It may turn out to have been a public relations error for IS, ISIL, ISIS, Daesh or whatever else we choose to call the Islamic State to have incorporated “State” into its title. After all, statehood implies territory.

The recapture of the centre of Falluja by Iraqi security forces was further confirmation that the movement is on the retreat, territo­rially at least, with little prospect of holding its remaining Iraqi strong­hold of Mosul, a more emblematic prize, in the long term.

The picture in Syria is more mixed.

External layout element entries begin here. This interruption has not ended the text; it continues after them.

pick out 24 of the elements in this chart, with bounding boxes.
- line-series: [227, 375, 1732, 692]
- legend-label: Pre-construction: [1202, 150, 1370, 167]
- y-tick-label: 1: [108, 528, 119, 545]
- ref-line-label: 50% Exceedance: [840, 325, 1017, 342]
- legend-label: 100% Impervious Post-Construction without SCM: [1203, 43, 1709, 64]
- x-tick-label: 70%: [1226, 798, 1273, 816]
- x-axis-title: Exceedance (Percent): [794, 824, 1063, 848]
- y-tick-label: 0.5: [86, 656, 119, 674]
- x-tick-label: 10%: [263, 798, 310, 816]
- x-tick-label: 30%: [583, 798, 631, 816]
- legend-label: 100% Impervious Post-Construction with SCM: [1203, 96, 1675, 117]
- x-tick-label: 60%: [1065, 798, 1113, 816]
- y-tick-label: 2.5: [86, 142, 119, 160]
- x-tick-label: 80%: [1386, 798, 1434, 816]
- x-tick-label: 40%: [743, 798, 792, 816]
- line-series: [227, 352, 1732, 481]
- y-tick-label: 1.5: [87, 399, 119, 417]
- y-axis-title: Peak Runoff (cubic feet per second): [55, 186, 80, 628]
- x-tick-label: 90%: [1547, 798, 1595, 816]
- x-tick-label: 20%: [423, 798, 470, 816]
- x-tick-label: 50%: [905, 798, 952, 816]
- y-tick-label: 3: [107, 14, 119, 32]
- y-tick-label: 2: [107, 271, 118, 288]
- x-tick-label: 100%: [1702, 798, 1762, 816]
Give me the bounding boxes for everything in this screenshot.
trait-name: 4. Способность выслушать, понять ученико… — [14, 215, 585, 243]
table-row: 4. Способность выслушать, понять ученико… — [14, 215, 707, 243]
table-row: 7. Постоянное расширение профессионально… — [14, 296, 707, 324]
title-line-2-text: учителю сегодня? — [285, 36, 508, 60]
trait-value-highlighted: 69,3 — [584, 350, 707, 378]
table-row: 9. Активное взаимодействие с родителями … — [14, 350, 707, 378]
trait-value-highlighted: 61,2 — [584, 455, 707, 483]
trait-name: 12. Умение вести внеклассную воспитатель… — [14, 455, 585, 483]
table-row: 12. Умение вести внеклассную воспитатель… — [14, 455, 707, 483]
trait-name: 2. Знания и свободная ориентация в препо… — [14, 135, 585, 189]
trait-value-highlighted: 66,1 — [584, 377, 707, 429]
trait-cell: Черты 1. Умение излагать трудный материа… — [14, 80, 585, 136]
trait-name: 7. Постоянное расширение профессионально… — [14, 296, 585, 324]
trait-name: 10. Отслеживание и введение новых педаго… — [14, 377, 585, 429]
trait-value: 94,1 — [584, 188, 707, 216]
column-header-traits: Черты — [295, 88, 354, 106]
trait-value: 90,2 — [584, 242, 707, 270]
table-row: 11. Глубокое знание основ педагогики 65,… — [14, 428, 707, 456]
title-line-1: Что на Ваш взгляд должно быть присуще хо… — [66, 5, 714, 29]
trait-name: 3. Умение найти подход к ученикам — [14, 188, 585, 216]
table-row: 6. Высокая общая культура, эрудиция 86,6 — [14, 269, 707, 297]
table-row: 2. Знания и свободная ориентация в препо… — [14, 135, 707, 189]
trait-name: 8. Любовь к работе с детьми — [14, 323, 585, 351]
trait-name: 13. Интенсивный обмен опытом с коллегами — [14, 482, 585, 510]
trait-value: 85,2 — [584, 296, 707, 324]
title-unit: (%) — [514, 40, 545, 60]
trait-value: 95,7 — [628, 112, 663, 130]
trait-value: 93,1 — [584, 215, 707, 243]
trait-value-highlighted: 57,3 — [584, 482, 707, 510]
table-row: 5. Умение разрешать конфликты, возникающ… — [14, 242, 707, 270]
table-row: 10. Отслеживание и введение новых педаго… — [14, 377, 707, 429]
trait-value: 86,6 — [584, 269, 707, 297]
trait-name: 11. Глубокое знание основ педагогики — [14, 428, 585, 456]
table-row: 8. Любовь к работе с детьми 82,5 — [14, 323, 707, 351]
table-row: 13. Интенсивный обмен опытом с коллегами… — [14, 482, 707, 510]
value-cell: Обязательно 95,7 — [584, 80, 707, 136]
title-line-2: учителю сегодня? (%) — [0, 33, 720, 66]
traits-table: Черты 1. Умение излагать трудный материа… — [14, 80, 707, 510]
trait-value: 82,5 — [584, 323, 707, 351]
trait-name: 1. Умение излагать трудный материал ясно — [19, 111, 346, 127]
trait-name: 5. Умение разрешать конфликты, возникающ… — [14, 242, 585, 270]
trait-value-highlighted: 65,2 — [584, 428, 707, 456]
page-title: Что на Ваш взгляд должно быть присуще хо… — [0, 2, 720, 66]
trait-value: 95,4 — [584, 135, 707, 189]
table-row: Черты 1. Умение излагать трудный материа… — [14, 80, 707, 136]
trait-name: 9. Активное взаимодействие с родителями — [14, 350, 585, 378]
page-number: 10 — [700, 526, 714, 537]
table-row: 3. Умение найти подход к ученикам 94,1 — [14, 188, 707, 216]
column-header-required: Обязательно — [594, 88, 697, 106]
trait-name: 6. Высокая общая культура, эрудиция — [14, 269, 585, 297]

ISIS is accused of holding the civilian population hostage in its heavily bombarded stronghold of Raqqa.

Winning a battle does not mean winning the war and what happens once Falluja is liberated will be important.

That said, the eventual recovery of all Iraqi territory held by the jihadists at their high point of mid- 2014, when ISIS leader Abu Bakr al-Baghdadi declared his Islamic caliphate, may be a question of when, not if.

In the build-up to any Mosul offensive, the focus is on how Iraqi Prime Minister Haider al-Abadi will be able to bring the liberated popu­lation of the Sunni heartland back into what he called “the embrace of the nation”.

That is no easy task. Civilians who fled the Falluja battlefront may not regret the departure of ISIS but neither will they want to swap one oppressor for another. Sunni hostility to the sectarian policies of Abadi’s predecessor, Nuri al-Maliki, in part facilitated the ISIS takeover.

Warnings that the participation of Iranian-backed Shia militias in retaking Falluja could lead to violence against Sunnis were to a degree borne out.

Human rights agencies accused some militias of widespread abuse, including murder and torture, of fleeing Sunnis. The Iraqi authorities arrested four militiamen accused of having “executed” 49 Sunni men who surrendered to them. A gov­ernment spokesman said all forces were under strict orders to protect civilians.

Amid reports of abuses against civilians fleeing the battle through militia-held territory north of the city, regular forces encouraged oth­ers to take a safer southern route.

The question yet to be resolved is whether the stated good inten­tions of Abadi, government officials and the army will be sufficient to control such abuses by militias that regard Falluja and its people as the very embodiment of a hostile Sunni community. A victory over ISIS would be hollow if the aftermath were to be renewed sectarian war.

This potential threat aside, ISIS now looks more vulnerable than it did six months or even a week ago. At the peak of its fortunes in mid- 2014, Baghdadi not only declared a caliphate, he struck the words “Iraq and al-Sham” from its name. It was a propaganda gesture to indicate that the movement’s ambitions were global rather just regional.

From then until now, ISIS has claimed to have fulfilled the func­tions of a state on behalf of those living within its shifting borders. It could be argued that what the regime of murder, torture and extortion inflicted on the unwill­ing citizenry has been barely worse than that of the worst dictatorships that have governed in the region.

But ISIS can make no claims to statehood if it no longer has terri­tory.

However glossy the journals, however professional the videos and however nimble the social me­dia expertise, ISIS cannot function as a virtual state. At best, it would have to morph into something resembling its past and present rivals.

Some of these, such as al-Nusra Front, al-Qaeda’s branch in Syria, have controlled and continue to control territory and aspire to come to power in their respective states but they are not self-declared states.

The unique ISIS selling point among its disaffected and some­times naïve audience abroad has been its ability to offer a physical haven, even if some of those who risk it find that the “caliphate” is not the heaven on Earth that was promised.

Recruits have included not just fighters but also young people, such as the three teenage British girls who travelled to ISIS territory early in 2015. One, now willingly married to an Australian ISIS vol­unteer, is accused of trying to lure other girls to join her.

If ISIS is eventually deprived of its territory, how long will her fantasy last?